Singapur gab am Mittwoch bekannt, dass ein Gefangener mit geistiger Behinderung, der des Drogenhandels beschuldigt wird, am 27. April trotz Kritik der internationalen Gemeinschaft hingerichtet wird und die Aussetzung des Urteils fordert.
Nagaenthrans Schwester (Nagen) Dharmalingam erhielt am Mittwoch einen Anruf vom Gefängnisdienst der Insel, in dem angekündigt wurde, dass der Mann, ein malaysischer Staatsangehöriger, innerhalb einer Woche hingerichtet wird, so Kirsten Han, Koordinatorin der lokalen NGO Transformative Justice Collective, Beiträge in sozialen Netzwerken.
Am 29. März wies ein Gericht die letzte Berufung zur Beendigung der Hinrichtung von Nagen zurück, den seine Anwälte wegen einer diagnostizierten geistigen Behinderung entlasten wollten.
Seitdem hatte der Gefangene nur die letzte Chance, eine Begnadigung durch den Präsidenten zu erhalten, was bisher nicht geschehen ist.
Nagaenthran, 34, wurde im April 2009 verhaftet und wegen Drogenhandels angeklagt, als er versuchte, die Grenze von Malaysia mit etwa 42,7 Gramm Heroin zu überqueren, als Singapurs Drogenhandelsgesetz, eines der drakonischsten der Welt, die Todesstrafe aus 15 Gramm Schmuggel festlegt.
In ihrem Appell an die Verurteilung hatten die Anwälte von Nagaenthran medizinische Bewertungen eingereicht, die den intellektuellen Mangel des Angeklagten bestätigten, was internationale Aufmerksamkeit auf seinen von den Vereinten Nationen und der Europäischen Union kritisierten Fall lenkte.

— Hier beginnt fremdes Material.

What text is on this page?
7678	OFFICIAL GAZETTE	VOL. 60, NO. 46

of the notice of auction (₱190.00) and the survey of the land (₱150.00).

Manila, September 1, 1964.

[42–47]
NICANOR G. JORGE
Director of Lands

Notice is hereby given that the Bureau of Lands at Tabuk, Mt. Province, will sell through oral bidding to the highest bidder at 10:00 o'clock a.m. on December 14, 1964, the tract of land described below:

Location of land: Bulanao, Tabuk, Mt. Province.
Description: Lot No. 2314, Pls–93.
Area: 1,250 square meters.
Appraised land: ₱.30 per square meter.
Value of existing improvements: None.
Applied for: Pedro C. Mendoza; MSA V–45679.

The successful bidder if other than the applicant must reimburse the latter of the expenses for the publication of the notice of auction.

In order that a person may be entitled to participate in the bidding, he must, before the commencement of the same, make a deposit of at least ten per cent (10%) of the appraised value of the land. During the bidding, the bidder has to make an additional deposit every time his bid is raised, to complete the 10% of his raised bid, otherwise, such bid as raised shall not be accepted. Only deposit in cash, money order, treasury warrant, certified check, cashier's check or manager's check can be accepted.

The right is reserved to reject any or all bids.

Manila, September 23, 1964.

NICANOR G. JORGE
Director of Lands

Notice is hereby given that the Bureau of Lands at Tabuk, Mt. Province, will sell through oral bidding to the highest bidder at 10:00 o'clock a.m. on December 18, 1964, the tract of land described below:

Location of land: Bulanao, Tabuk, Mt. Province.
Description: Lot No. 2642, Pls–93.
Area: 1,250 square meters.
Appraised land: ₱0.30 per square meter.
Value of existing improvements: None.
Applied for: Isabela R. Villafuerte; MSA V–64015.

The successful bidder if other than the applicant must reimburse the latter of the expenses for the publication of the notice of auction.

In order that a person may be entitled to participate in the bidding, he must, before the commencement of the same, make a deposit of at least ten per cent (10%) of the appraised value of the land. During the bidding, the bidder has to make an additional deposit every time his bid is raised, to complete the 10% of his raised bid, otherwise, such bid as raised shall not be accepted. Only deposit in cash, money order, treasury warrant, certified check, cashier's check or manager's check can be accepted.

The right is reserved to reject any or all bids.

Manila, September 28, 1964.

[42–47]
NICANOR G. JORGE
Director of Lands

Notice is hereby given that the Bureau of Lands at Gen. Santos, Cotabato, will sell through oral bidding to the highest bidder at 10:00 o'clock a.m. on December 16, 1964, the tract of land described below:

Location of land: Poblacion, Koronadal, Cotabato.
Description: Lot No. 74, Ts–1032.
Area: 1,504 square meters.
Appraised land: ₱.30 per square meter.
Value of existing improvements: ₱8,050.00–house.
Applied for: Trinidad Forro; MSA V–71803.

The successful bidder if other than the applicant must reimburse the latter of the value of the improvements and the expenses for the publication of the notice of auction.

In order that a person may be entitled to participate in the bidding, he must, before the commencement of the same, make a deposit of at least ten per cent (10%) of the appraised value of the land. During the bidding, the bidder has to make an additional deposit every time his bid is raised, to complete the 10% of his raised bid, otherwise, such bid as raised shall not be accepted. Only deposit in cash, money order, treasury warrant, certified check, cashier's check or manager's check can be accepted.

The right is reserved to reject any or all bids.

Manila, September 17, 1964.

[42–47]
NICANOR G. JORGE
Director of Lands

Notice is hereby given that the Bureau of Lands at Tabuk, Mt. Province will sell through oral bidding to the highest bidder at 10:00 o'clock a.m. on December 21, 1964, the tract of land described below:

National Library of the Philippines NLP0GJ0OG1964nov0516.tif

Das Berufungsgericht von Singapur wies die Berufung zurück, dass das Gesetz in Bezug auf die Anwendung der Todesstrafe „eindeutig“ sei, mit Ausnahme ganz besonderer Umstände, und forderte die Anwälte auf, „Gesetzesänderungen anzustreben“, um eine Hinrichtung zu vermeiden, die das Land durch Erhängen anwendet.
Nagaenthran ist nicht der einzige Gefangene, der unmittelbar zum Galgen gehen könnte, wo Oenegés wie die von Han warnen, dass die Kapazität in der Todeszelle fast voll ist und dies die Behänge beschleunigen könnte.
Am 30. März erhängte Singapur den 68-jährigen Singapurer Abdul Kahar bin Othman, der ebenfalls wegen Drogenhandels verurteilt wurde und in dem er die erste Hinrichtung seit zwei Jahren markierte.
Laut Hans NGO, die für die Ausrottung der Todesstrafe im wohlhabenden Land kämpft, befinden sich mehr als fünfzig Männer in der Todeszelle, die höchste Zahl, die jemals verzeichnet wurde.